Several summer’s ago, when I was walking the Pacific Crest Trail, I had to cross the Sandy River. (More like a creek) On the other side was a troop of boy scouts fiddling around, stacking rocks in the river for an easier passage.
There was pudgy, greasy-haired, yeasty-smelling boy with a walking stick about halfway across the river as I began to pick my way from rock to rock across the river. I had already walked about 10 miles or so and was running low on nourishment. Blood sugar was not optimum.
This kid was standing on a rock about halfway with his walking stick like Gandalf. I unbuckled my hip belt on my pack and started my way across. It wasn’t difficult. It wasn’t dangerous. I just didn’t want my feet to get wet, so I was taking some care.
Just as I passed Gandalf, he reached out his hand and with a look of pity asked, “Sir, would you like me to help you the rest of the way across?”

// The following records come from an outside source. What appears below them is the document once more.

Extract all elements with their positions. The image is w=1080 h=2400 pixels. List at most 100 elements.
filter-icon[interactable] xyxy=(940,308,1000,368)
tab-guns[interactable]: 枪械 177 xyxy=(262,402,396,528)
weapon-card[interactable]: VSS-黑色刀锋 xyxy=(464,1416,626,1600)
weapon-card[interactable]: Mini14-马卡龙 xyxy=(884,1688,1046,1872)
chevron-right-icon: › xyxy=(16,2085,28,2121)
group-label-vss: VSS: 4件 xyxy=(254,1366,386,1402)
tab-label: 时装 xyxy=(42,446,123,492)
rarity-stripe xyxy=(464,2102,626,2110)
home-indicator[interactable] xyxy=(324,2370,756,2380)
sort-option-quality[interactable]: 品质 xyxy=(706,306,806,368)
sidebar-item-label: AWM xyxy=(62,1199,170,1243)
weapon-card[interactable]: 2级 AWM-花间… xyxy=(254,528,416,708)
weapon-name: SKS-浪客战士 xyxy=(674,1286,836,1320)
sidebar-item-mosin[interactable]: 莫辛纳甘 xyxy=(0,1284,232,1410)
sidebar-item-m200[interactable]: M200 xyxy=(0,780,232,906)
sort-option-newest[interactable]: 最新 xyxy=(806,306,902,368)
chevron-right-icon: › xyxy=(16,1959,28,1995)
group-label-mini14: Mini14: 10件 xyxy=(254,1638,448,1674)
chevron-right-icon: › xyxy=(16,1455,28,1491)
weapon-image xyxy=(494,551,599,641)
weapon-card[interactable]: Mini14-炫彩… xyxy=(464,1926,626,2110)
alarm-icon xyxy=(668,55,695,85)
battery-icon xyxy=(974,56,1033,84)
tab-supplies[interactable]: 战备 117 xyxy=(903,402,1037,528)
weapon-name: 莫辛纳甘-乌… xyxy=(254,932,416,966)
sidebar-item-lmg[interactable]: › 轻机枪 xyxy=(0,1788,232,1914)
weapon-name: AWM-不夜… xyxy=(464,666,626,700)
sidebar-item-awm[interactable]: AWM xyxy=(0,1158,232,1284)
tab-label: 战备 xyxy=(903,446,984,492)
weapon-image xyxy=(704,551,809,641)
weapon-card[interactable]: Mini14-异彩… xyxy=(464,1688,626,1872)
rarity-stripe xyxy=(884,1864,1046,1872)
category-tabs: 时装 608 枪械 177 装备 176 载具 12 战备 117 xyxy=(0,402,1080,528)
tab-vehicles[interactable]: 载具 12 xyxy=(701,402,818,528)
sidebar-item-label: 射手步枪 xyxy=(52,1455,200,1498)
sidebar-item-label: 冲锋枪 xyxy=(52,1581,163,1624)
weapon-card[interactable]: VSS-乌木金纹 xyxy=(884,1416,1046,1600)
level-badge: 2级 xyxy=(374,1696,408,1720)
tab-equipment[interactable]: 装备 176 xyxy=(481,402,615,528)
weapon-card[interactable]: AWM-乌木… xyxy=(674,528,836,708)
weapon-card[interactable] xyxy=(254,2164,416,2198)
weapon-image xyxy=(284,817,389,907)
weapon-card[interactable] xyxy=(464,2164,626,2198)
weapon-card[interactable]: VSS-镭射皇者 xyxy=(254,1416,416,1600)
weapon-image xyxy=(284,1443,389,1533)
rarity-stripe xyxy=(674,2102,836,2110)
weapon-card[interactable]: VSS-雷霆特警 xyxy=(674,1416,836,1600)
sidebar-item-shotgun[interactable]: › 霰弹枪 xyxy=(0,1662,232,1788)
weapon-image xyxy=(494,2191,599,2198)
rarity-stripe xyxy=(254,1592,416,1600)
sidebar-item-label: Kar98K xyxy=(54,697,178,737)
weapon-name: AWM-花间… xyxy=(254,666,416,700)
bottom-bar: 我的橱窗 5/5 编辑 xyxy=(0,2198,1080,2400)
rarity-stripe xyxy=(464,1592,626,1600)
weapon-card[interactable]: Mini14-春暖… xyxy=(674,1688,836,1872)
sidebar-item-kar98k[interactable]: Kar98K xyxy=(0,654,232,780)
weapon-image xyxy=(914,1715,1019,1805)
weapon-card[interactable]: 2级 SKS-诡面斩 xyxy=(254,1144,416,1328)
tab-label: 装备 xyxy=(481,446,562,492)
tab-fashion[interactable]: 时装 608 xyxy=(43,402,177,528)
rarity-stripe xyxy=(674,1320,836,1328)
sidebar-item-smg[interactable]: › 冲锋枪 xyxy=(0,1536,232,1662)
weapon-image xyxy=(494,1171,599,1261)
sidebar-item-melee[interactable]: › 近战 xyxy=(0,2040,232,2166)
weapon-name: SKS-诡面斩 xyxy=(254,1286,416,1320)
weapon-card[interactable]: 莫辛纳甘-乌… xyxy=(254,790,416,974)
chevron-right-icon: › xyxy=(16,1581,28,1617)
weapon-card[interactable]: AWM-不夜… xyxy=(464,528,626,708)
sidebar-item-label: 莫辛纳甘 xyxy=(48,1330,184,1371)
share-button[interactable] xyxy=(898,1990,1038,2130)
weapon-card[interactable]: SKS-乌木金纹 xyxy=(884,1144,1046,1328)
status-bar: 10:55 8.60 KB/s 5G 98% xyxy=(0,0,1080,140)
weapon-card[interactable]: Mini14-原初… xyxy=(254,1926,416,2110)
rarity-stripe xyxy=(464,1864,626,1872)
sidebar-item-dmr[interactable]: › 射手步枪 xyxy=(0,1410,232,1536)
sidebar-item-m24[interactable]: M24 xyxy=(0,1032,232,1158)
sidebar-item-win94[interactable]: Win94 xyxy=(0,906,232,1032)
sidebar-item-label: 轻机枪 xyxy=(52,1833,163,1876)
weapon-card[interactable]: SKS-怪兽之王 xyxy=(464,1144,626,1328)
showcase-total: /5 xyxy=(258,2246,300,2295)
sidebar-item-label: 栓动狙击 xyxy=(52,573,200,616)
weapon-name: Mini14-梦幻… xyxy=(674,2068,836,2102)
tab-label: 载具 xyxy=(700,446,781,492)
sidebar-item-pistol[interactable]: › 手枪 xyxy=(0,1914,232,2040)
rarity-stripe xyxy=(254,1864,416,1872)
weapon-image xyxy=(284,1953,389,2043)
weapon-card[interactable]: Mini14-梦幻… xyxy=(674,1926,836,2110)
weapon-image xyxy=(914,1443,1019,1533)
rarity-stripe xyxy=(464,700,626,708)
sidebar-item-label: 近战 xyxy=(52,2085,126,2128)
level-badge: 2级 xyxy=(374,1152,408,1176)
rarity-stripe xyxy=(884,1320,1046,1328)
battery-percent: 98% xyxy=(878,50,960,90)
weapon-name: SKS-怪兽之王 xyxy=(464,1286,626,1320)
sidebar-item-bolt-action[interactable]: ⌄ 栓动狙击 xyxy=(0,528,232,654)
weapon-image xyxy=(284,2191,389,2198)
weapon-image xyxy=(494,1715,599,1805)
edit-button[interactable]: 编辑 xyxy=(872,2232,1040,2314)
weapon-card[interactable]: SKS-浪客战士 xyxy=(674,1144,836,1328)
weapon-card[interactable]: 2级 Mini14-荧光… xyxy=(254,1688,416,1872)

I would like to tell you that I smiled and was gracious to the little fella, but that would be a lie straight from the depths of hell. I was in no mood to be trifled with. Instantly my mind flashed on what I would like to say to Gandalf:
“Do I need any help? Holy crap, son! I’m not a little old lady crossing the dadgum street. I just walked 400 miles with a 40-pound pack, I think I can manage a little stream crossing.”
But I didn’t say any of those unkind things. That would be cruel and so…uh…unlike me. What I said for real was,
“Get away from me, kid!”
And thought about giving him an elbow as I passed to knock him in to the knee-deep water. I didn’t—but the thought made me feel good inside.
Trail etiquette 101: Never ask an old man if he needs help, let him ask you for help.
I know you are thinking I was too harsh on a kid who was just trying to be helpful. Well, I have something to say to you.
Get off my lawn!
Peace on earth, goodwill towards all men…and pudgy little wizards.